Nanoemulsion system for intravenous administration of bioactive nitroaromatic compound reduces genotoxicity and increases tumor uptake in murine experimental model

Abstract

The 4-(chloromethyl)-3-nitro-N-(2-hydroxyethyl)benzamide (CNB) showed a potential antitumor activity in solid tumors. In this study CNB-loaded nanoemulsions (NE-CNB) composed of medium chain triglycerides, Tween™ 80 and soybean lecithin were developed by the hot melt homogenization method to allow its intravenous administration. NE without CNB had a diameter of 93 ± 4 nm, polydispersity index of 0.25 ± 0.03 and zeta potential of −38 ± 3 mV. The incorporation of CNB significantly increased the globule diameter, as the concentration was increased from 2.0 to 4.0 mg/mL. The concentration of NE-CNB was about 1.66 and 2.50 mg/mL, for 2.0 and 4.0 mg/mL, respectively. There was no significant variation in the physicochemical parameters of the formulations over time of evaluation. However, a significant reduction in CNB concentration was observed after 14 days of storage.
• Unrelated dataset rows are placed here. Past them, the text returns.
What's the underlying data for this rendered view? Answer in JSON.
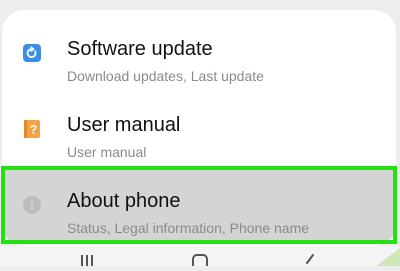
{
  "settings": {
    "items": [
      {
        "title": "Software update",
        "subtitle": "Download updates, Last update",
        "icon": "software-update-icon",
        "icon_color": "#3b8ee8"
      },
      {
        "title": "User manual",
        "subtitle": "User manual",
        "icon": "user-manual-icon",
        "icon_color": "#f4a24a"
      },
      {
        "title": "About phone",
        "subtitle": "Status, Legal information, Phone name",
        "icon": "info-icon",
        "icon_color": "#bdbdbd"
      }
    ]
  },
  "highlight": {
    "color": "#22e012",
    "target": "About phone"
  },
  "navbar": {
    "buttons": [
      "recent-apps-icon",
      "home-icon",
      "back-icon"
    ]
  }
}
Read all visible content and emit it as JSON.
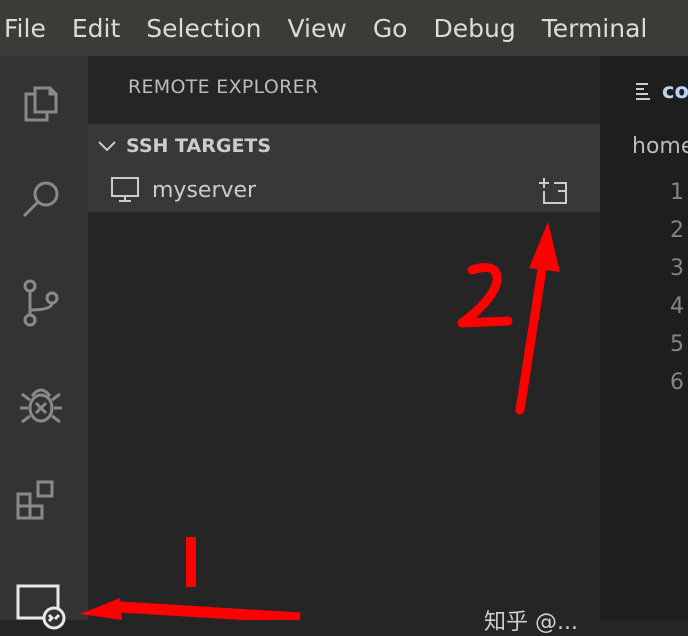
{
  "menubar": {
    "items": [
      "File",
      "Edit",
      "Selection",
      "View",
      "Go",
      "Debug",
      "Terminal"
    ]
  },
  "activity_bar": {
    "items": [
      {
        "name": "explorer",
        "icon": "files-icon"
      },
      {
        "name": "search",
        "icon": "search-icon"
      },
      {
        "name": "source-control",
        "icon": "source-control-icon"
      },
      {
        "name": "debug",
        "icon": "debug-icon"
      },
      {
        "name": "extensions",
        "icon": "extensions-icon"
      },
      {
        "name": "remote-explorer",
        "icon": "remote-explorer-icon",
        "active": true
      }
    ]
  },
  "sidebar": {
    "title": "REMOTE EXPLORER",
    "section": {
      "header": "SSH TARGETS",
      "expanded": true,
      "targets": [
        {
          "label": "myserver",
          "icon": "monitor-icon",
          "action_icon": "connect-new-window-icon"
        }
      ]
    }
  },
  "editor": {
    "tab_label": "co",
    "breadcrumb": "home",
    "line_numbers": [
      "1",
      "2",
      "3",
      "4",
      "5",
      "6"
    ]
  },
  "annotations": {
    "label_1": "1",
    "label_2": "2",
    "color": "#ff0000"
  },
  "watermark": "知乎 @..."
}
Studies to investigate the mutagenic and genotoxic potential of NE-CNB, as well as the in vivo behavior were also performed. NE-CNB showed no mutagenicity and lower genotoxicity than in free form. Biodistribution data and scintigraphic images showed pronounced uptake in the liver, kidneys and intestine and significant accumulation in the tumor region. Tumor-to-muscle ratio was significantly higher for NE-CNB than free CNB. Therefore, NE formulation might be a good strategy to allow intravenous administration of CNB, reducing its toxicity and leading to higher tumor accumulation.